An interested investor will want to meet you and the management team to discuss the business plan in more detail. This is a significant opportunity to impress the investor with your knowledge and understanding of your business.
Negotiating the investment deal
The main areas for negotiation are:
- The amount of money to be invested, and the percentage ownership that the investor will receive.
- The structure of the funding package.
- The investor’s key investment terms.
- The costs of items such as due diligence and legal fees, and who will meet these costs.
Once you reach broad agreement, the investor provides an offer letter outlining the main terms of their investment proposal. This will be subject to due diligence and signing the contracts.
You will be in a stronger position to negotiate a more favourable deal if more than one investor is interested in your company.
Next, the investor will want to go through due diligence. This means investigating and assessing what they have been told about your company and its potential. Due diligence typically involves a review of:
- Current financial details and forecasts.
- Compliance with legal and tax obligations.
- Contracts with customers, suppliers and employees.
- Details of any litigation.
- Assets and intellectual property owned.
- Business management processes.
Due diligence is the stage at which many deals fail, so you must be well prepared for the process. Accountants usually visit your company to carry out due diligence.
The investment agreement
The investment agreement is a formal document based on the investor’s offer letter. The agreement legally binds your company and the investor to the agreed terms. It is drafted by the investor’s lawyer and is then subject to negotiation to make sure that the terms are agreeable. It’s a good idea to take legal advice during this part of the process to make sure you understand the terms in the agreement.
The investment agreement usually includes:
- The amount and form of the investment.
- The specific rights of the investor.
- Warranties to confirm that the information provided to the investor is true.
- Indemnities so that you accept liability if certain events happen.
The terms of the investment agreement will require your company’s articles of association and any existing shareholder agreement to be amended to reflect the specific rights of the new investor.

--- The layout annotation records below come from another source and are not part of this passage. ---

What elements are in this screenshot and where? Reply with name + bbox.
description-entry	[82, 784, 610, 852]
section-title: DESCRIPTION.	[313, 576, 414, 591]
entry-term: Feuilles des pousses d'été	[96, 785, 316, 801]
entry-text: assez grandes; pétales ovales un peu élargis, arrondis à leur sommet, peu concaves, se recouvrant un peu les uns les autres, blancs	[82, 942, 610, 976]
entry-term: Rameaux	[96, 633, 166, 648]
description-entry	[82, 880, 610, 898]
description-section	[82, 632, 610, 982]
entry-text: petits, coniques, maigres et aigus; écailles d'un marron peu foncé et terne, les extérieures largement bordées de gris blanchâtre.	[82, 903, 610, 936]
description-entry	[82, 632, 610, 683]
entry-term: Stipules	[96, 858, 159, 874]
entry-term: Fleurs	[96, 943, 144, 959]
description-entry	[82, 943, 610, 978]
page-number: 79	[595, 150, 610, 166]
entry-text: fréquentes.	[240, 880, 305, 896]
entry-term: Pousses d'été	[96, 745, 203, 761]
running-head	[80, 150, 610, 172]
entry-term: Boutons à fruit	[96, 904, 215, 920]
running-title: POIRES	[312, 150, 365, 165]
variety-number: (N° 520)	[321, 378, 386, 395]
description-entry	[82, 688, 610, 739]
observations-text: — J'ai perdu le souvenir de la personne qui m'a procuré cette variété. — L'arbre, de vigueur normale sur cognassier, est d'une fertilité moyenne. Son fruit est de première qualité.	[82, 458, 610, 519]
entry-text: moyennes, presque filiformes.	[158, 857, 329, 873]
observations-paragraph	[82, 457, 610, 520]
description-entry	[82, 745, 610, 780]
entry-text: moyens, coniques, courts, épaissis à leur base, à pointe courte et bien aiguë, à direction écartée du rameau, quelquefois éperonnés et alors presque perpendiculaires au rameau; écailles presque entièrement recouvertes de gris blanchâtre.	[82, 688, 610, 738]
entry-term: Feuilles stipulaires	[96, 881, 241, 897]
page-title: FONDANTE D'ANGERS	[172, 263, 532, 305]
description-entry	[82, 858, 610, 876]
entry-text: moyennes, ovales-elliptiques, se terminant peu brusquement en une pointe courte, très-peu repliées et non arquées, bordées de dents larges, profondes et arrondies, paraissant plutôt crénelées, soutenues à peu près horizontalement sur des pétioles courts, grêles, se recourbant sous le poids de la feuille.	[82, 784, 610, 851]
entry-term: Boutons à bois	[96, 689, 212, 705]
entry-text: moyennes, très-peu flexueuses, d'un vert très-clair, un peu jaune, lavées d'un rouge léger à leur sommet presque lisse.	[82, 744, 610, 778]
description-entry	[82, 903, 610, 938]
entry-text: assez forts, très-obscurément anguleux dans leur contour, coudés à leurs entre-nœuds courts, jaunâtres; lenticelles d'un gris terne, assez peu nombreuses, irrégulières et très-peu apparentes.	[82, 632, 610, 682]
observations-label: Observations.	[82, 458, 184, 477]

The investment process is complete once both parties sign the investment agreement, and the funds are paid to your company.
Investors’ exit routes
Investors typically exit from their investment after five to seven years. There are three main exit routes:
- A buy-out of the investor’s stake by the company or the other shareholders.
- A trade sale. Another business buys the whole company, enabling all the investors, including you, to get their investment back.
- Flotation on a stock market (often known as initial public offering, or IPO). This is the preferred route since it can lead to the biggest gains, but it’s also the least common because most companies simply do not grow enough to float.
The investor generally reserves the right, in the absence of a suitable alternative, to sell their shares to a new investor, although this rarely happens.
Hints and tips
- Get advice from a professional adviser before starting to look for venture capital. This can save time and effort, especially if they advise that venture capital does not suit your business.
- Before starting the process, make sure that your company is being managed as efficiently as possible, with effective systems in place to maximise profitability and efficiency.
- Make sure that all records are up to date and all necessary business controls are in place.
- Don’t underestimate the amount of time needed. Even after finding an interested potential investor, the investment process typically takes between three and six months. While it can sometimes be quicker, it can also take much longer.
DISCLAIMER While all reasonable efforts have been made, the publisher makes no warranties that this information is accurate and up-to-date and will not be responsible for any errors or omissions in the information nor any consequences of any errors or omissions. Professional advice should be sought where appropriate.